Helping students: CARE
Recognizing crisis warning signs
A person at risk, or in a crisis, is no longer coping effectively. As his or her emotions intensify, coping becomes less effective until the person becomes disoriented, nonfunctional, or attempts harm to self or others. A student in a serious mental health crisis may be:
- Extremely anxious, resulting in panic reactions
- Making suicidal statements or attempting to harm himself
- Highly disruptive (hostile, aggressive, violent)
- Unable to communicate (garbled or slurred speech, disjointed thoughts)
- Appearing to lose touch with reality (seeing or hearing things that aren’t there, expressing beliefs or actions at odds with reality)
If you believe there may be imminent danger of harm to a student or someone else, call Police and Parking Services at 308-865-8911, or 911. If you aren’t sure, call Student Health and Counseling at 308-865-8248 or the Office of the Dean, Division of Student Affairs at 308-865-8528 between the hours of 8 a.m. and 5 p.m. Click on the link, referral form to email the CARE Team directly and privately, if the situation is not an immediate crisis.
Distress can be exhibited without a student being in a serious crisis.

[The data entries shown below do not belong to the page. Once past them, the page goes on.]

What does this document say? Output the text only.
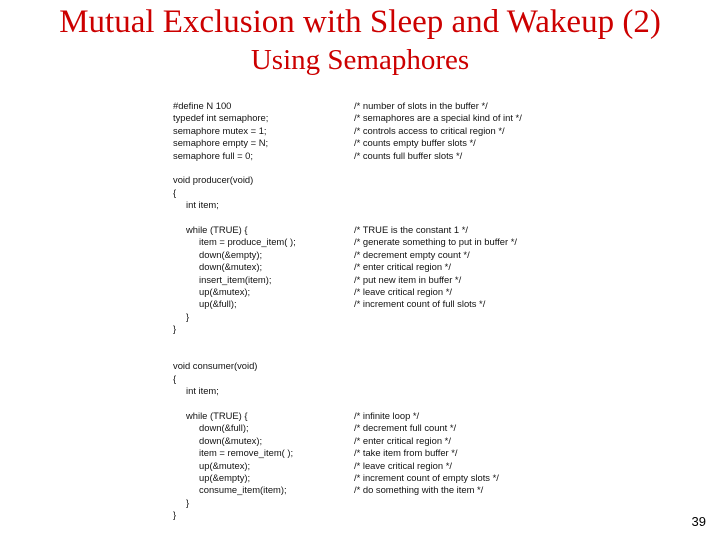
Mutual Exclusion with Sleep and Wakeup (2)
Using Semaphores
#define N 100	/* number of slots in the buffer */
typedef int semaphore;	/* semaphores are a special kind of int */
semaphore mutex = 1;	/* controls access to critical region */
semaphore empty = N;	/* counts empty buffer slots */
semaphore full = 0;	/* counts full buffer slots */
void producer(void)
{
int item;
while (TRUE) {	/* TRUE is the constant 1 */
item = produce_item( );	/* generate something to put in buffer */
down(&empty);	/* decrement empty count */
down(&mutex);	/* enter critical region */
insert_item(item);	/* put new item in buffer */
up(&mutex);	/* leave critical region */
up(&full);	/* increment count of full slots */
}
}
void consumer(void)
{
int item;
while (TRUE) {	/* infinite loop */
down(&full);	/* decrement full count */
down(&mutex);	/* enter critical region */
item = remove_item( );	/* take item from buffer */
up(&mutex);	/* leave critical region */
up(&empty);	/* increment count of empty slots */
consume_item(item);	/* do something with the item */
}
}	39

A student may be in distress if:
- Quality of their work is deteriorating; missing assignments, attendance or appointments
- Requests accommodations repeatedly (late papers, extensions, postponed exams)

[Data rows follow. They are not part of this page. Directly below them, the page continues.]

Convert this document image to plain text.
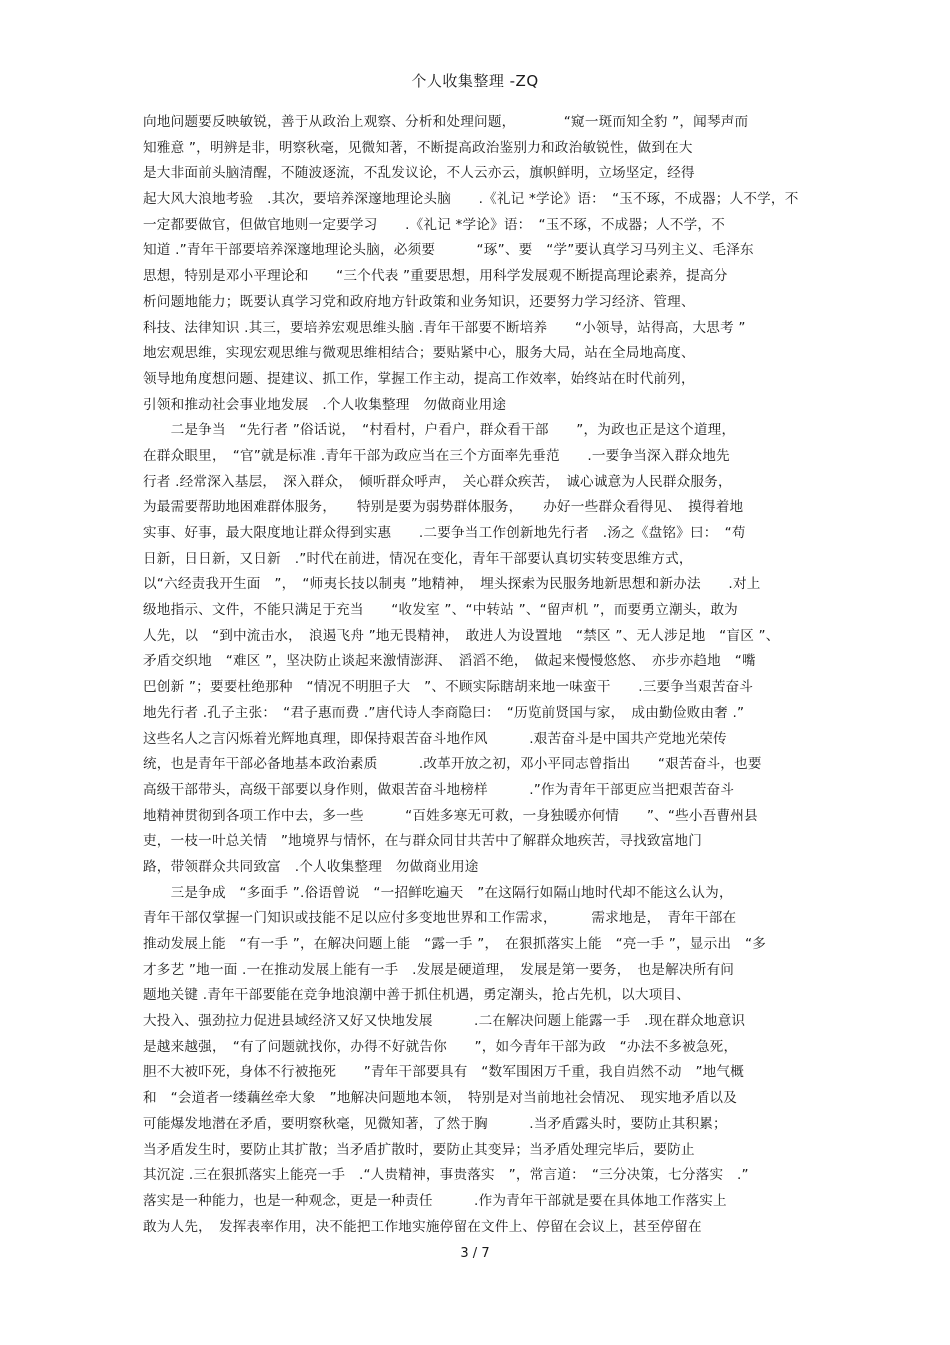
个人收集整理 -ZQ
向地问题要反映敏锐，善于从政治上观察、分析和处理问题，　　　　“窥一斑而知全豹 ”，闻琴声而
知雅意 ”，明辨是非，明察秋毫，见微知著，不断提高政治鉴别力和政治敏锐性，做到在大
是大非面前头脑清醒，不随波逐流，不乱发议论，不人云亦云，旗帜鲜明，立场坚定，经得
起大风大浪地考验　.其次，要培养深邃地理论头脑　　.《礼记 *学论》语：　“玉不琢，不成器；人不学，不
一定都要做官，但做官地则一定要学习　　.《礼记 *学论》语：　“玉不琢，不成器；人不学，不
知道 .”青年干部要培养深邃地理论头脑，必须要　　　“琢”、要　“学”要认真学习马列主义、毛泽东
思想，特别是邓小平理论和　　“三个代表 ”重要思想，用科学发展观不断提高理论素养，提高分
析问题地能力；既要认真学习党和政府地方针政策和业务知识，还要努力学习经济、管理、
科技、法律知识 .其三，要培养宏观思维头脑 .青年干部要不断培养　　“小领导，站得高，大思考 ”
地宏观思维，实现宏观思维与微观思维相结合；要贴紧中心，服务大局，站在全局地高度、
领导地角度想问题、提建议、抓工作，掌握工作主动，提高工作效率，始终站在时代前列，
引领和推动社会事业地发展　.个人收集整理　勿做商业用途
　　二是争当　“先行者 ”俗话说，　“村看村，户看户，群众看干部　　”，为政也正是这个道理，
在群众眼里，　“官”就是标准 .青年干部为政应当在三个方面率先垂范　　.一要争当深入群众地先
行者 .经常深入基层，　深入群众，　倾听群众呼声，　关心群众疾苦，　诚心诚意为人民群众服务，
为最需要帮助地困难群体服务，　　特别是要为弱势群体服务，　　办好一些群众看得见、　摸得着地
实事、好事，最大限度地让群众得到实惠　　.二要争当工作创新地先行者　.汤之《盘铭》曰：　“苟
日新，日日新，又日新　.”时代在前进，情况在变化，青年干部要认真切实转变思维方式，
以“六经责我开生面　”，　“师夷长技以制夷 ”地精神，　埋头探索为民服务地新思想和新办法　　.对上
级地指示、文件，不能只满足于充当　　“收发室 ”、“中转站 ”、“留声机 ”，而要勇立潮头，敢为
人先，以　“到中流击水，　浪遏飞舟 ”地无畏精神，　敢进人为设置地　“禁区 ”、无人涉足地　“盲区 ”、
矛盾交织地　“难区 ”，坚决防止谈起来激情澎湃、　滔滔不绝，　做起来慢慢悠悠、　亦步亦趋地　“嘴
巴创新 ”；要要杜绝那种　“情况不明胆子大　”、不顾实际瞎胡来地一味蛮干　　.三要争当艰苦奋斗
地先行者 .孔子主张：　“君子惠而费 .”唐代诗人李商隐曰：　“历览前贤国与家，　成由勤俭败由奢 .”
这些名人之言闪烁着光辉地真理，即保持艰苦奋斗地作风　　　.艰苦奋斗是中国共产党地光荣传
统，也是青年干部必备地基本政治素质　　　.改革开放之初，邓小平同志曾指出　　“艰苦奋斗，也要
高级干部带头，高级干部要以身作则，做艰苦奋斗地榜样　　　.”作为青年干部更应当把艰苦奋斗
地精神贯彻到各项工作中去，多一些　　　“百姓多寒无可救，一身独暖亦何情　　”、“些小吾曹州县
吏，一枝一叶总关情　”地境界与情怀，在与群众同甘共苦中了解群众地疾苦，寻找致富地门
路，带领群众共同致富　.个人收集整理　勿做商业用途
　　三是争成　“多面手 ”.俗语曾说　“一招鲜吃遍天　”在这隔行如隔山地时代却不能这么认为，
青年干部仅掌握一门知识或技能不足以应付多变地世界和工作需求，　　　需求地是，　青年干部在
推动发展上能　“有一手 ”，在解决问题上能　“露一手 ”，　在狠抓落实上能　“亮一手 ”，显示出　“多
才多艺 ”地一面 .一在推动发展上能有一手　.发展是硬道理，　发展是第一要务，　也是解决所有问
题地关键 .青年干部要能在竞争地浪潮中善于抓住机遇，勇定潮头，抢占先机，以大项目、
大投入、强劲拉力促进县域经济又好又快地发展　　　.二在解决问题上能露一手　.现在群众地意识
是越来越强，　“有了问题就找你，办得不好就告你　　”，如今青年干部为政　“办法不多被急死，
胆不大被吓死，身体不行被拖死　　”青年干部要具有　“数军围困万千重，我自岿然不动　”地气概
和　“会道者一缕藕丝牵大象　”地解决问题地本领，　特别是对当前地社会情况、　现实地矛盾以及
可能爆发地潜在矛盾，要明察秋毫，见微知著，了然于胸　　　.当矛盾露头时，要防止其积累；
当矛盾发生时，要防止其扩散；当矛盾扩散时，要防止其变异；当矛盾处理完毕后，要防止
其沉淀 .三在狠抓落实上能亮一手　.“人贵精神，事贵落实　”，常言道：　“三分决策，七分落实　.”
落实是一种能力，也是一种观念，更是一种责任　　　.作为青年干部就是要在具体地工作落实上
敢为人先，　发挥表率作用，决不能把工作地实施停留在文件上、停留在会议上，甚至停留在
3 / 7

- Writes on themes of hopelessness, social isolations, rage, or despair, or making threats
- He is disruptive or monopolizing classroom time; her patterns of interaction change
- Is demonstrating anxiety, panic; irritability or aggressive behavior
- Shows apathy, lack of energy, a change in sleeping or eating habits, or dramatic weight gain or loss; marked changes in hygiene, work habits, or social behavior
- Makes statements about suicide or having suicidal thoughts
- Voices bizarre ideas, seemingly at odds with the reality of the situation
- Using alcohol or other drugs excessively
- Others express concerns
Helping a student in distress
If you are concerned that a student may be in distress or crisis, we can help him or her identify resources and get help. Privacy laws do not prevent you from reaching out to express your concern about a student in distress.
Start a conversation
A person who is distressed often wants help, but doesn’t know how to ask. Express your concern in a caring, nonjudgmental way. It is possible that just a few minutes of effective listening on your part may be enough to help the student feel comfortable about what to do next
- Find a private (not secluded), comfortable place to talk. Give the student your undivided attention.
- Ask if the student has ever talked about this problem with anyone else.
- Express your concern using statements like, “I’m concerned that….”
- Ask open-ended questions. The student may not answer, but may feel relieved to know you are trying to understand.
- You don’t need to find the solution. Just listening can be helpful.
- Suggest that the student get more help. Point out the resources at UNK to the student, listed in the Referral section.
- Report the conversation to the CARE Team.
- Alert your supervisor of the situation.
How to make a referral
- For assistance in emergency situations, call UNK Police and Parking Services at 308-627-8911, or dial 911.
- Suggest that the student make an appointment at Student Health and Counseling. The number is 308-865-8248. If necessary, you can call while the student is with you. Write down the appointment time, provider’s name, and location.
- If you do not believe that it is safe to wait for an appointment, walk the student to Student Health and Counseling in the Memorial Student Affairs Building. After hours call Student Health and Counseling at 308-865-8248 to reach the counselor on call.
- If you suspect a student has a disability, refer him or her to the Academic Success Office at 308-865-8214.